Befitting of her strong faith, Katelyn Cornelius was selected to deliver the invocation Saturday.
“My faith has always been a big part of my life,” said Cornelius, who completed her clinical education at the Orlando Regional Campus, near her hometown of Winter Park. “Before I stated medical school, I got to work at a clinic for patients without insurance that's faith-based in Orlando. I really saw how these people's desire to serve was so driven by their faith. And I worked with a pediatrician who used to talk about how, you know, we're called to be loving in anything that we do.
“So from the start of medical school, I kind of thought a lot about that as a focus and how can I be loving and joyful in all the things that I do.”

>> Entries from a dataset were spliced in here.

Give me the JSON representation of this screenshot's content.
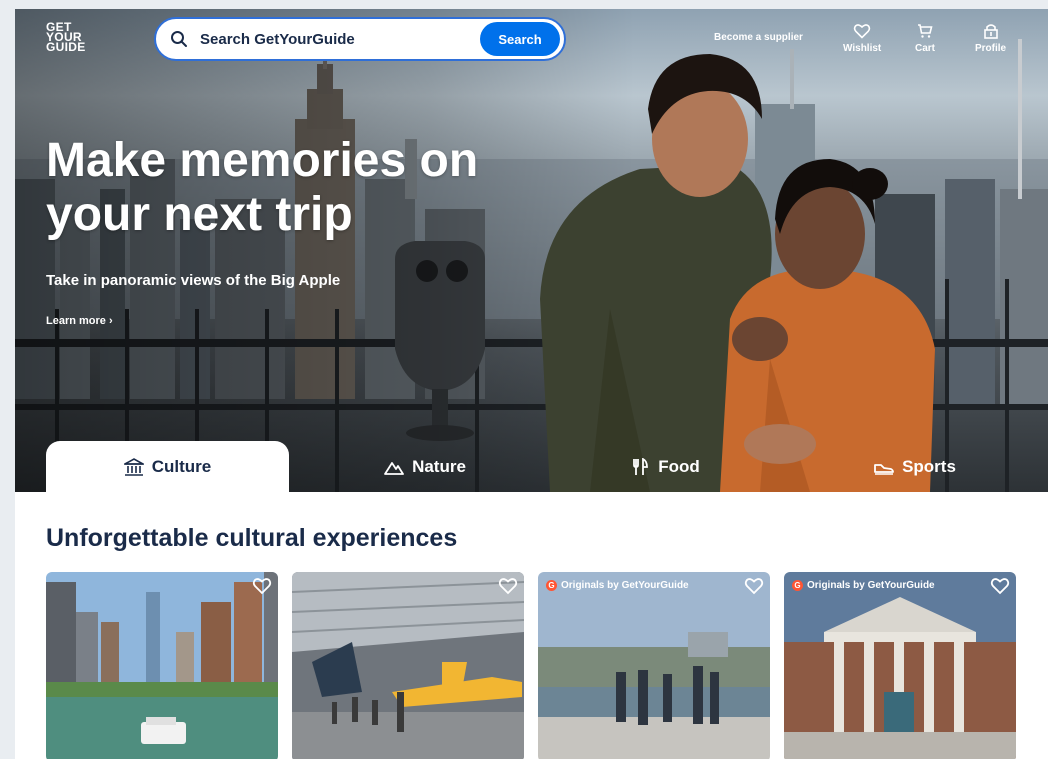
{
  "logo": {
    "line1": "GET",
    "line2": "YOUR",
    "line3": "GUIDE"
  },
  "search": {
    "placeholder": "Search GetYourGuide",
    "button_label": "Search"
  },
  "nav": {
    "supplier": "Become a supplier",
    "wishlist": "Wishlist",
    "cart": "Cart",
    "profile": "Profile"
  },
  "hero": {
    "headline_line1": "Make memories on",
    "headline_line2": "your next trip",
    "subline": "Take in panoramic views of the Big Apple",
    "learn_more": "Learn more ›"
  },
  "tabs": [
    {
      "label": "Culture",
      "icon": "museum-icon",
      "active": true
    },
    {
      "label": "Nature",
      "icon": "mountain-icon",
      "active": false
    },
    {
      "label": "Food",
      "icon": "fork-knife-icon",
      "active": false
    },
    {
      "label": "Sports",
      "icon": "sneaker-icon",
      "active": false
    }
  ],
  "section": {
    "title": "Unforgettable cultural experiences"
  },
  "cards": [
    {
      "badge": ""
    },
    {
      "badge": ""
    },
    {
      "badge": "Originals by GetYourGuide"
    },
    {
      "badge": "Originals by GetYourGuide"
    }
  ],
  "colors": {
    "brand_blue": "#0071eb",
    "navy": "#1a2b49",
    "originals_orange": "#ff5533"
  }
}
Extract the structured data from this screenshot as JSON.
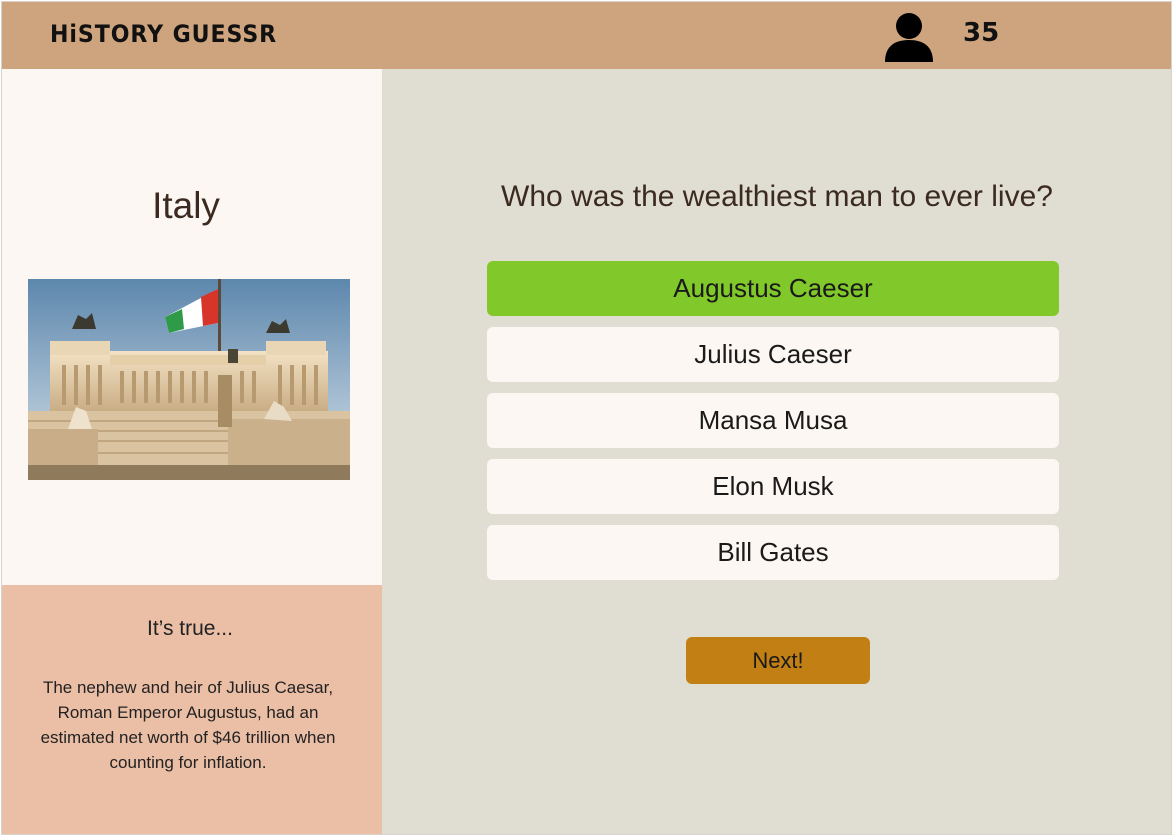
{
  "header": {
    "logo": "HiSTORY GUESSR",
    "score": "35",
    "user_icon": "user-icon"
  },
  "left_panel": {
    "country": "Italy",
    "image": "photo of the Altare della Patria monument in Rome with an Italian flag"
  },
  "fact": {
    "title": "It’s true...",
    "text": "The nephew and heir of Julius Caesar, Roman Emperor Augustus, had an estimated net worth of $46 trillion when counting for inflation."
  },
  "quiz": {
    "question": "Who was the wealthiest man to ever live?",
    "answers": [
      {
        "label": "Augustus Caeser",
        "selected": true
      },
      {
        "label": "Julius Caeser",
        "selected": false
      },
      {
        "label": "Mansa Musa",
        "selected": false
      },
      {
        "label": "Elon Musk",
        "selected": false
      },
      {
        "label": "Bill Gates",
        "selected": false
      }
    ],
    "next_label": "Next!"
  },
  "colors": {
    "header": "#cda47e",
    "main_bg": "#e0ddd2",
    "panel_bg": "#fcf7f2",
    "fact_bg": "#ebbea6",
    "selected_answer": "#81c82a",
    "next_button": "#c17f14",
    "text_dark": "#3b2a1f"
  }
}
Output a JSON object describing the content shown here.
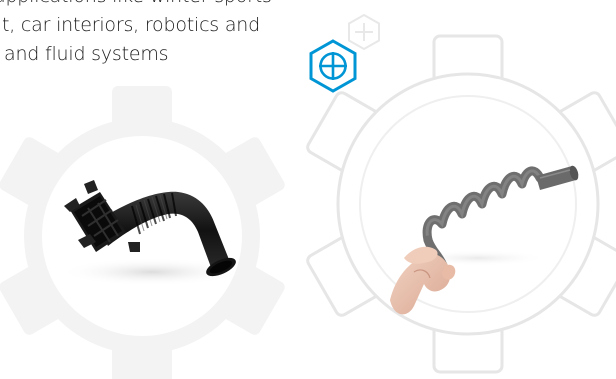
{
  "description": {
    "lines": [
      "applications like winter sports",
      "t, car interiors, robotics and",
      "and fluid systems"
    ]
  },
  "icons": {
    "plus_hex_primary": "plus-hexagon-icon",
    "plus_hex_faint": "plus-hexagon-icon"
  },
  "colors": {
    "accent": "#0096d6",
    "gear_fill": "#f3f3f3",
    "gear_outline": "#e6e6e6",
    "part_dark": "#1e1e1e",
    "spring_gray": "#6f6f6f"
  }
}
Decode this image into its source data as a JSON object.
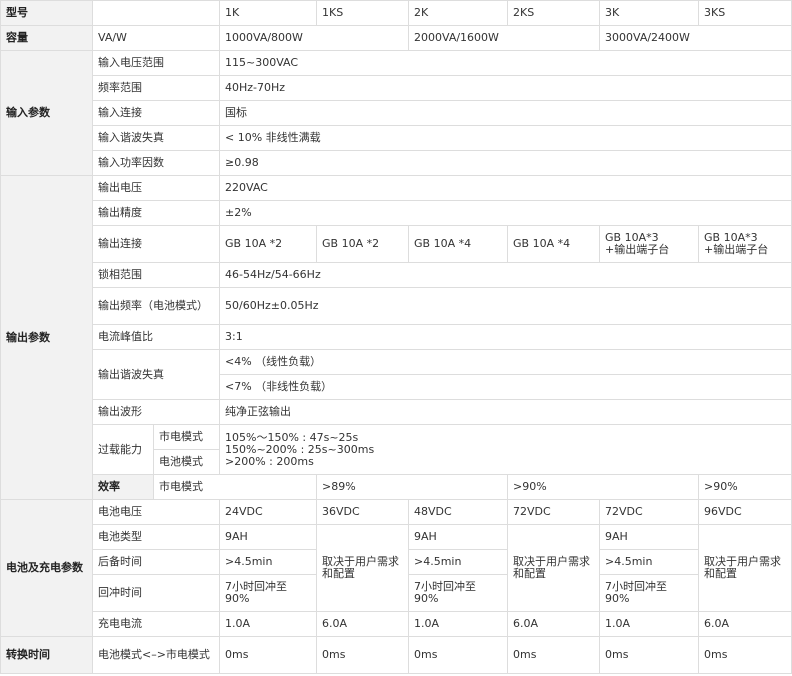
{
  "header": {
    "model_label": "型号",
    "models": [
      "1K",
      "1KS",
      "2K",
      "2KS",
      "3K",
      "3KS"
    ]
  },
  "capacity": {
    "label": "容量",
    "unit": "VA/W",
    "values": [
      "1000VA/800W",
      "2000VA/1600W",
      "3000VA/2400W"
    ]
  },
  "input": {
    "category": "输入参数",
    "rows": [
      {
        "label": "输入电压范围",
        "value": "115~300VAC"
      },
      {
        "label": "频率范围",
        "value": "40Hz-70Hz"
      },
      {
        "label": "输入连接",
        "value": "国标"
      },
      {
        "label": "输入谐波失真",
        "value": "< 10% 非线性满载"
      },
      {
        "label": "输入功率因数",
        "value": "≥0.98"
      }
    ]
  },
  "output": {
    "category": "输出参数",
    "voltage": {
      "label": "输出电压",
      "value": "220VAC"
    },
    "precision": {
      "label": "输出精度",
      "value": "±2%"
    },
    "connection": {
      "label": "输出连接",
      "values": [
        "GB 10A *2",
        "GB 10A *2",
        "GB 10A *4",
        "GB 10A *4",
        "GB 10A*3\n+输出端子台",
        "GB 10A*3\n+输出端子台"
      ]
    },
    "phase_lock": {
      "label": "锁相范围",
      "value": "46-54Hz/54-66Hz"
    },
    "frequency": {
      "label": "输出频率（电池模式）",
      "value": "50/60Hz±0.05Hz"
    },
    "crest": {
      "label": "电流峰值比",
      "value": "3:1"
    },
    "thd": {
      "label": "输出谐波失真",
      "linear": "<4% （线性负载）",
      "nonlinear": "<7% （非线性负载）"
    },
    "waveform": {
      "label": "输出波形",
      "value": "纯净正弦输出"
    },
    "overload": {
      "label": "过载能力",
      "mains_label": "市电模式",
      "battery_label": "电池模式",
      "value": "105%～150% : 47s~25s\n150%~200% : 25s~300ms\n>200% : 200ms"
    }
  },
  "efficiency": {
    "label": "效率",
    "mode": "市电模式",
    "values": [
      ">89%",
      ">90%",
      ">90%"
    ]
  },
  "battery": {
    "category": "电池及充电参数",
    "voltage": {
      "label": "电池电压",
      "values": [
        "24VDC",
        "36VDC",
        "48VDC",
        "72VDC",
        "72VDC",
        "96VDC"
      ]
    },
    "type": {
      "label": "电池类型",
      "value": "9AH"
    },
    "backup": {
      "label": "后备时间",
      "value": ">4.5min"
    },
    "recharge": {
      "label": "回冲时间",
      "value": "7小时回冲至\n90%"
    },
    "depends": "取决于用户需求\n和配置",
    "charge_current": {
      "label": "充电电流",
      "values": [
        "1.0A",
        "6.0A",
        "1.0A",
        "6.0A",
        "1.0A",
        "6.0A"
      ]
    }
  },
  "transfer": {
    "label": "转换时间",
    "mode": "电池模式<–>市电模式",
    "values": [
      "0ms",
      "0ms",
      "0ms",
      "0ms",
      "0ms",
      "0ms"
    ]
  }
}
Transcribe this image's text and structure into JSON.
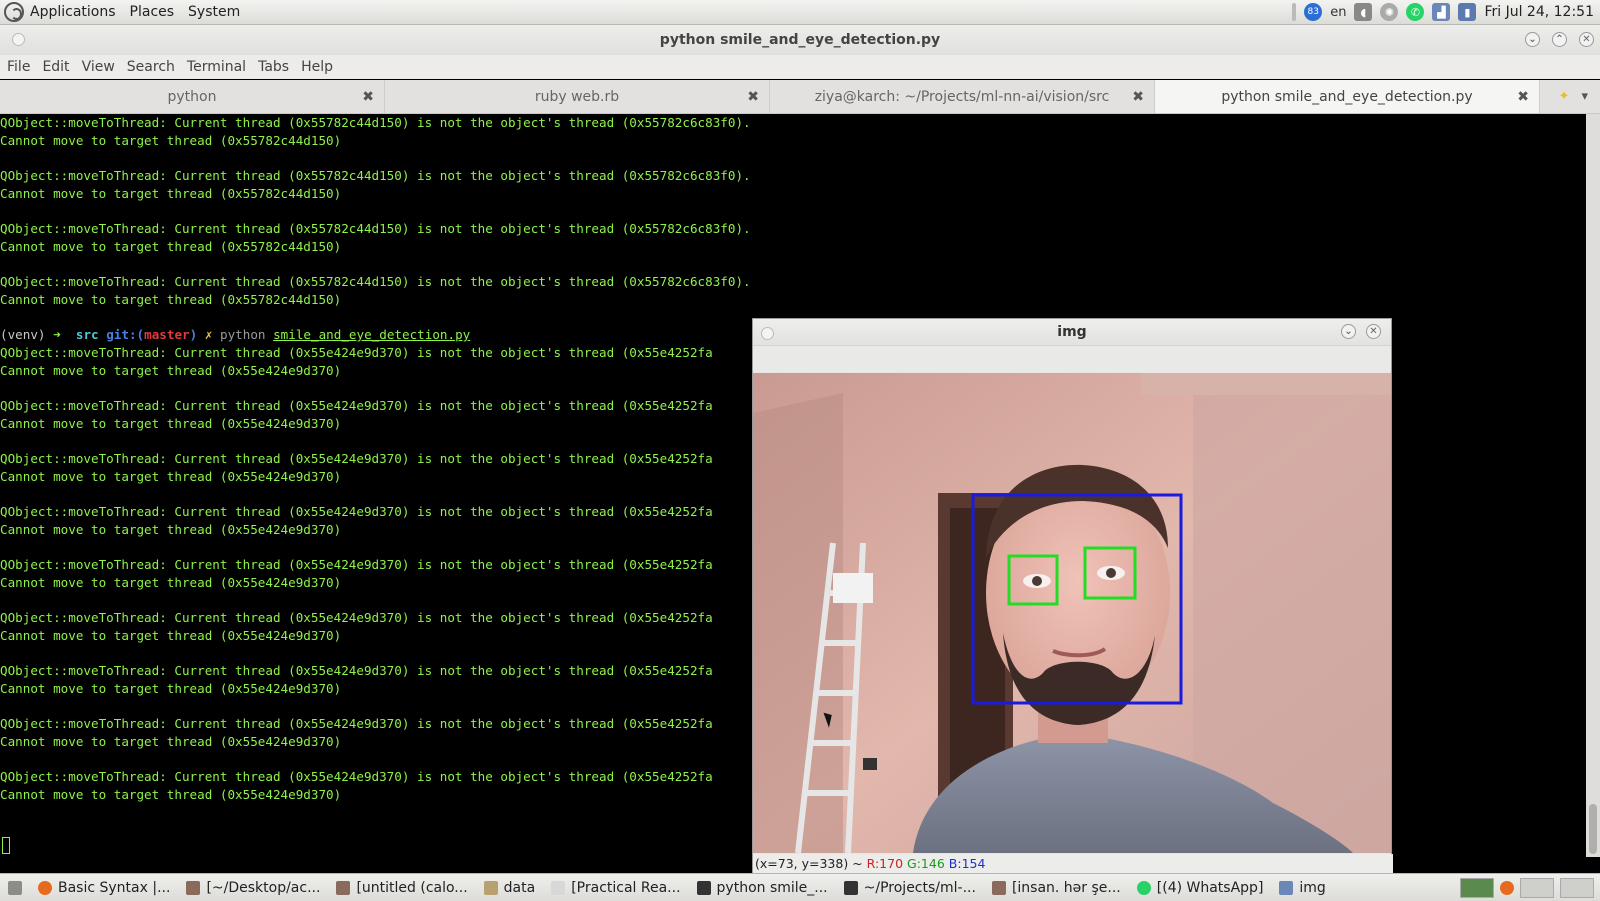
{
  "top_panel": {
    "menus": [
      "Applications",
      "Places",
      "System"
    ],
    "notification_count": "83",
    "keyboard_layout": "en",
    "clock": "Fri Jul 24, 12:51"
  },
  "terminal": {
    "title": "python smile_and_eye_detection.py",
    "menu": [
      "File",
      "Edit",
      "View",
      "Search",
      "Terminal",
      "Tabs",
      "Help"
    ],
    "tabs": [
      {
        "label": "python"
      },
      {
        "label": "ruby web.rb"
      },
      {
        "label": "ziya@karch: ~/Projects/ml-nn-ai/vision/src"
      },
      {
        "label": "python smile_and_eye_detection.py"
      }
    ],
    "prompt": {
      "venv": "(venv)",
      "arrow": "➜",
      "dir": "src",
      "git": "git:(",
      "branch": "master",
      "git_close": ")",
      "dirty": "✗",
      "command": "python",
      "file": "smile_and_eye_detection.py"
    },
    "lines_before": [
      "QObject::moveToThread: Current thread (0x55782c44d150) is not the object's thread (0x55782c6c83f0).",
      "Cannot move to target thread (0x55782c44d150)",
      "",
      "QObject::moveToThread: Current thread (0x55782c44d150) is not the object's thread (0x55782c6c83f0).",
      "Cannot move to target thread (0x55782c44d150)",
      "",
      "QObject::moveToThread: Current thread (0x55782c44d150) is not the object's thread (0x55782c6c83f0).",
      "Cannot move to target thread (0x55782c44d150)",
      "",
      "QObject::moveToThread: Current thread (0x55782c44d150) is not the object's thread (0x55782c6c83f0).",
      "Cannot move to target thread (0x55782c44d150)",
      ""
    ],
    "lines_after": [
      "QObject::moveToThread: Current thread (0x55e424e9d370) is not the object's thread (0x55e4252fa",
      "Cannot move to target thread (0x55e424e9d370)",
      "",
      "QObject::moveToThread: Current thread (0x55e424e9d370) is not the object's thread (0x55e4252fa",
      "Cannot move to target thread (0x55e424e9d370)",
      "",
      "QObject::moveToThread: Current thread (0x55e424e9d370) is not the object's thread (0x55e4252fa",
      "Cannot move to target thread (0x55e424e9d370)",
      "",
      "QObject::moveToThread: Current thread (0x55e424e9d370) is not the object's thread (0x55e4252fa",
      "Cannot move to target thread (0x55e424e9d370)",
      "",
      "QObject::moveToThread: Current thread (0x55e424e9d370) is not the object's thread (0x55e4252fa",
      "Cannot move to target thread (0x55e424e9d370)",
      "",
      "QObject::moveToThread: Current thread (0x55e424e9d370) is not the object's thread (0x55e4252fa",
      "Cannot move to target thread (0x55e424e9d370)",
      "",
      "QObject::moveToThread: Current thread (0x55e424e9d370) is not the object's thread (0x55e4252fa",
      "Cannot move to target thread (0x55e424e9d370)",
      "",
      "QObject::moveToThread: Current thread (0x55e424e9d370) is not the object's thread (0x55e4252fa",
      "Cannot move to target thread (0x55e424e9d370)",
      "",
      "QObject::moveToThread: Current thread (0x55e424e9d370) is not the object's thread (0x55e4252fa",
      "Cannot move to target thread (0x55e424e9d370)"
    ]
  },
  "img_window": {
    "title": "img",
    "status_coords": "(x=73, y=338) ~",
    "status_r": "R:170",
    "status_g": "G:146",
    "status_b": "B:154",
    "face_box_color": "#1a1ae0",
    "eye_box_color": "#22dd22"
  },
  "taskbar": {
    "items": [
      {
        "label": "Basic Syntax |...",
        "icon": "firefox-icon"
      },
      {
        "label": "[~/Desktop/ac...",
        "icon": "editor-icon"
      },
      {
        "label": "[untitled (calo...",
        "icon": "editor-icon"
      },
      {
        "label": "data",
        "icon": "folder-icon"
      },
      {
        "label": "[Practical Rea...",
        "icon": "document-icon"
      },
      {
        "label": "python smile_...",
        "icon": "terminal-icon"
      },
      {
        "label": "~/Projects/ml-...",
        "icon": "terminal-icon"
      },
      {
        "label": "[insan. hər şe...",
        "icon": "editor-icon"
      },
      {
        "label": "[(4) WhatsApp]",
        "icon": "whatsapp-icon"
      },
      {
        "label": "img",
        "icon": "window-icon"
      }
    ]
  }
}
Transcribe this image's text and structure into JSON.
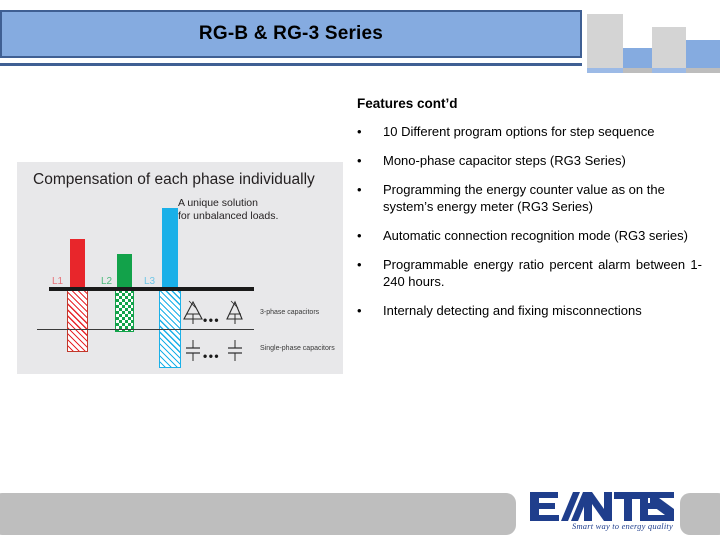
{
  "slide": {
    "title": "RG-B & RG-3 Series",
    "heading": "Features cont’d",
    "bullet_marker": "•"
  },
  "theme": {
    "title_bar_fill": "#85abe0",
    "title_bar_border": "#3f5f93",
    "deco_gray": "#d4d4d4",
    "deco_blue": "#85abe0",
    "panel_bg": "#e8e8ea",
    "footer_gray": "#bebebe",
    "logo_blue": "#1f3e8c",
    "phase_l1": "#e8262b",
    "phase_l2": "#12a24a",
    "phase_l3": "#1ab0e8"
  },
  "features": [
    "10 Different program options for step sequence",
    "Mono-phase capacitor steps (RG3 Series)",
    "Programming the energy counter value as on the system’s energy meter (RG3 Series)",
    "Automatic connection recognition mode (RG3 series)",
    "Programmable energy ratio percent alarm between 1-240 hours.",
    "Internaly detecting and fixing misconnections"
  ],
  "diagram": {
    "title": "Compensation of each phase individually",
    "note_line1": "A unique solution",
    "note_line2": "for unbalanced loads.",
    "phase_labels": {
      "l1": "L1",
      "l2": "L2",
      "l3": "L3"
    },
    "capacitor_rows": {
      "three_phase": "3-phase capacitors",
      "single_phase": "Single-phase capacitors"
    },
    "ellipsis": "•••"
  },
  "footer": {
    "logo_text": "ENTES",
    "logo_tagline": "Smart way to energy quality"
  }
}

Cornelius carried that mindset throughout her time at the College of Medicine and others noticed. At Friday nights’ awards ceremony the Alpha Omega Alpha and Gold Humanism Honor Society inductee was recognized as the Orlando Regional Campus Dean’s Award winner and one of eight American Medical Women’s Association’s Glasgow-Rubin Citation recipients for ranking in the top 10% of her class and demonstrating leadership, service and advocacy.
Dr. Alma Littles, dean of the College of Medicine, presented Cornelius the J. Ocie Harris Outstanding Student Award – the final award of the night – which recognizes the student who has shown the best all-around promise of becoming a physician of the highest caliber.
“People ask me, ‘Why are you like this? Why are you so nice and kind and focused? Why do you know this information?” she explained. “For me, it is loving and caring, and that feels like my mission and my ministry to others; to learn this information well, to care for people well, to help them feel seen and heard and loved at the end of the day.”
Bridge graduate Shawn Franklin, who has already earned praise from faculty for his compassionate clinical care skills, was locked in throughout Dr. Speights’ commencement address.
“I'm excited about today, but more excited to get started with the M.D. class,” said Franklin, who will join his Bridge classmates back on campus to begin their four-year journey May 26. “[Bridge] was a great experience. We're all pretty close; we just have each other. We're a tight-knit family here and I think that made a difference.”